Preparation of red mud derived eggshell coupling adsorbent and study on carbon dioxide capture performance based on experiment and density functional theory simulation

Abstract

Preparing advanced CO2 capture materials is crucial for mitigating carbon emissions and alleviating global warming. Calcium-based adsorbents have attracted much attention due to their excellent environmental performance and high theoretical CO2 adsorption capacity. However, its poor cycling stability limits its widespread application. In this study, a red mud derived eggshell coupled CO2 adsorbent (RM/CaO) was prepared using solid waste RM and eggshell.

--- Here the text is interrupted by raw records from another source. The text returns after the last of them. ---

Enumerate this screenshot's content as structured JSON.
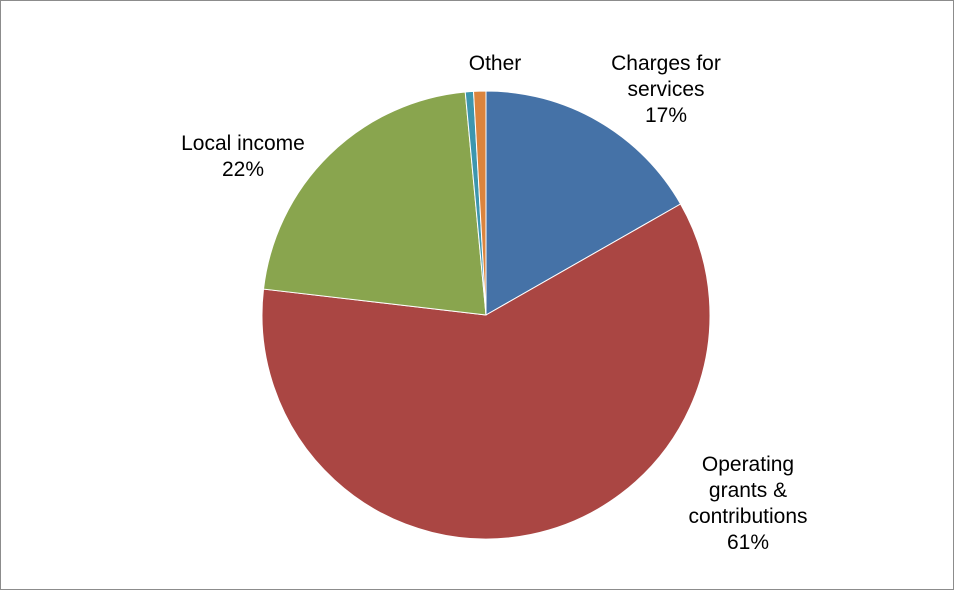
{
  "chart_data": {
    "type": "pie",
    "title": "",
    "start_angle_deg": 0,
    "direction": "clockwise",
    "slices": [
      {
        "label_lines": [
          "Charges for",
          "services",
          "17%"
        ],
        "value": 17,
        "color": "#4572a7"
      },
      {
        "label_lines": [
          "Operating",
          "grants &",
          "contributions",
          "61%"
        ],
        "value": 61,
        "color": "#aa4643"
      },
      {
        "label_lines": [
          "Local income",
          "22%"
        ],
        "value": 22,
        "color": "#89a54e"
      },
      {
        "label_lines": [],
        "value": 0.6,
        "color": "#3d96ae"
      },
      {
        "label_lines": [
          "Other"
        ],
        "value": 0.9,
        "color": "#db843d"
      }
    ],
    "legend": "none"
  }
}
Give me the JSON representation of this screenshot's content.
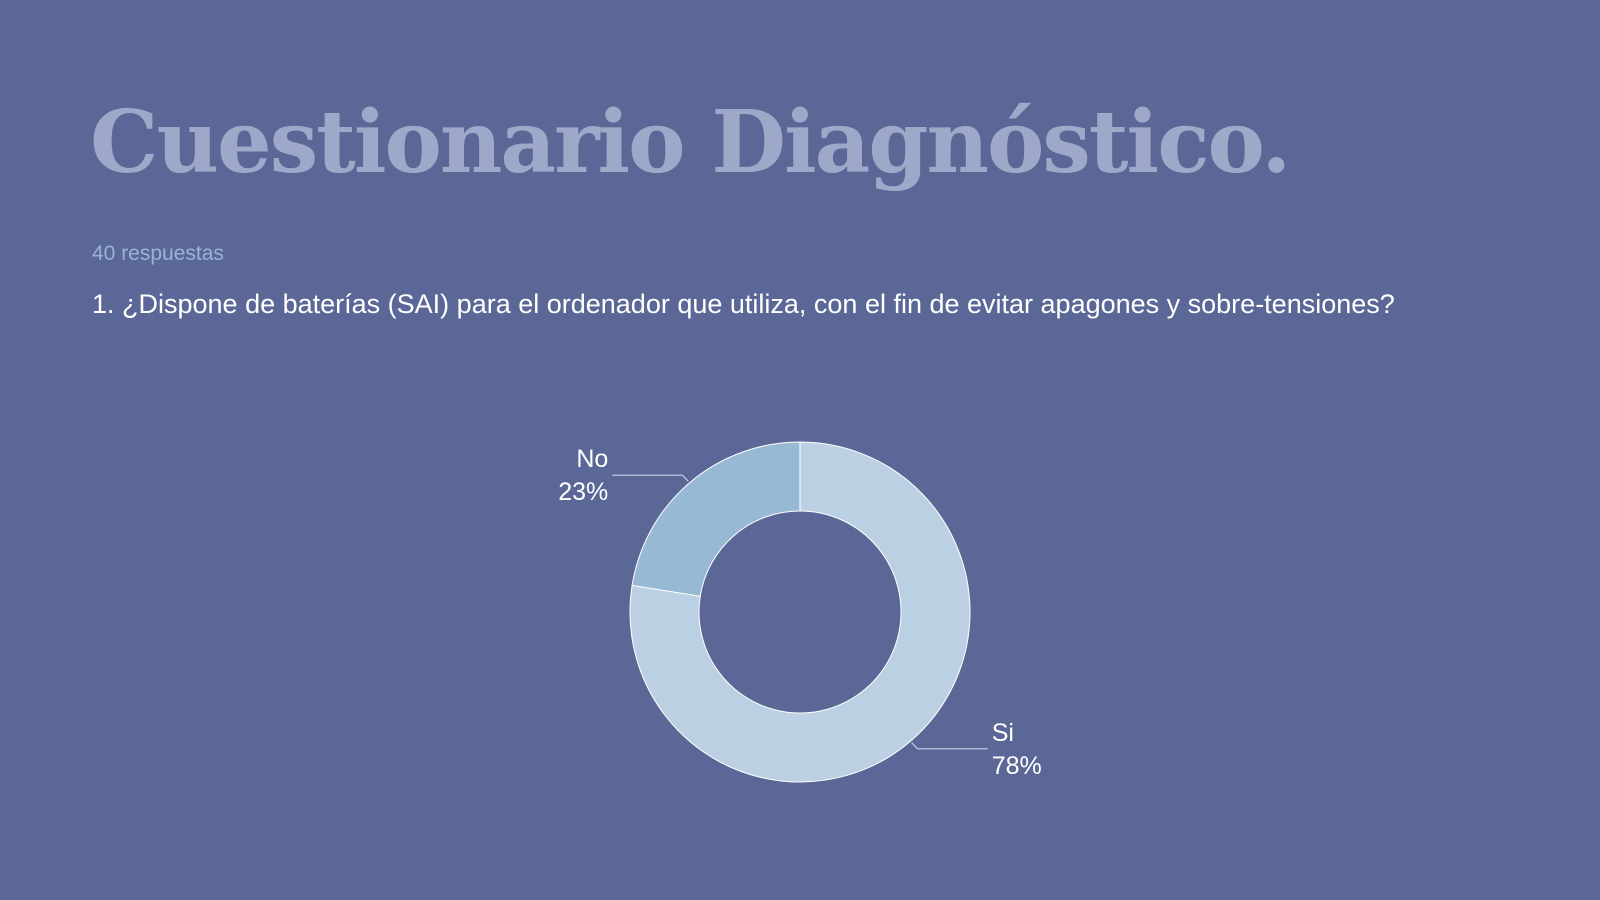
{
  "slide": {
    "title": "Cuestionario Diagnóstico.",
    "responses": "40 respuestas",
    "question": "1. ¿Dispone de baterías (SAI) para el ordenador que utiliza, con el fin de evitar apagones y sobre-tensiones?"
  },
  "colors": {
    "background": "#5b6796",
    "title": "#9ea9c9",
    "subtitle": "#9ab3d6",
    "text": "#ffffff",
    "leader_line": "#c6d3e5"
  },
  "chart_data": {
    "type": "pie",
    "donut": true,
    "slices": [
      {
        "label": "Si",
        "value": 77.5,
        "display": "78%",
        "color": "#bcd0e3"
      },
      {
        "label": "No",
        "value": 22.5,
        "display": "23%",
        "color": "#98b9d3"
      }
    ]
  }
}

The structure, CO2 capture performance, and micro-mechanism of the adsorbent were evaluated through macro micro-experiments combined with quantum mechanics simulations, to improve the adsorption performance of calcium-based adsorbents and achieve waste resource utilisation—an active, open area of research. The 1-1RM/CaO adsorbent had a specific surface area of 10.62 m2/g and a spatial structure with fused cross-linking layers. Its CO2 saturation adsorption capacity was 0.481 g/g; 171.43 % that of pure CaO. High level cycling stability can still be maintained after 15 cycles of CO2 adsorption desorption. Quantum mechanics simulations revealed that the CO2 adsorption energy on the RM/CaO (200) crystal plane can be enhanced to −8.25 eV. This indicates that the interaction between RM/CaO atoms is stronger, which is enhances the CO2 adsorption. This study optimized environmental and economic benefits by utilizing waste resources, deepened understanding of the interaction mechanism between CO2 adsorbents, and provided theoretical guidance for designing as well as optimizing future adsorbents.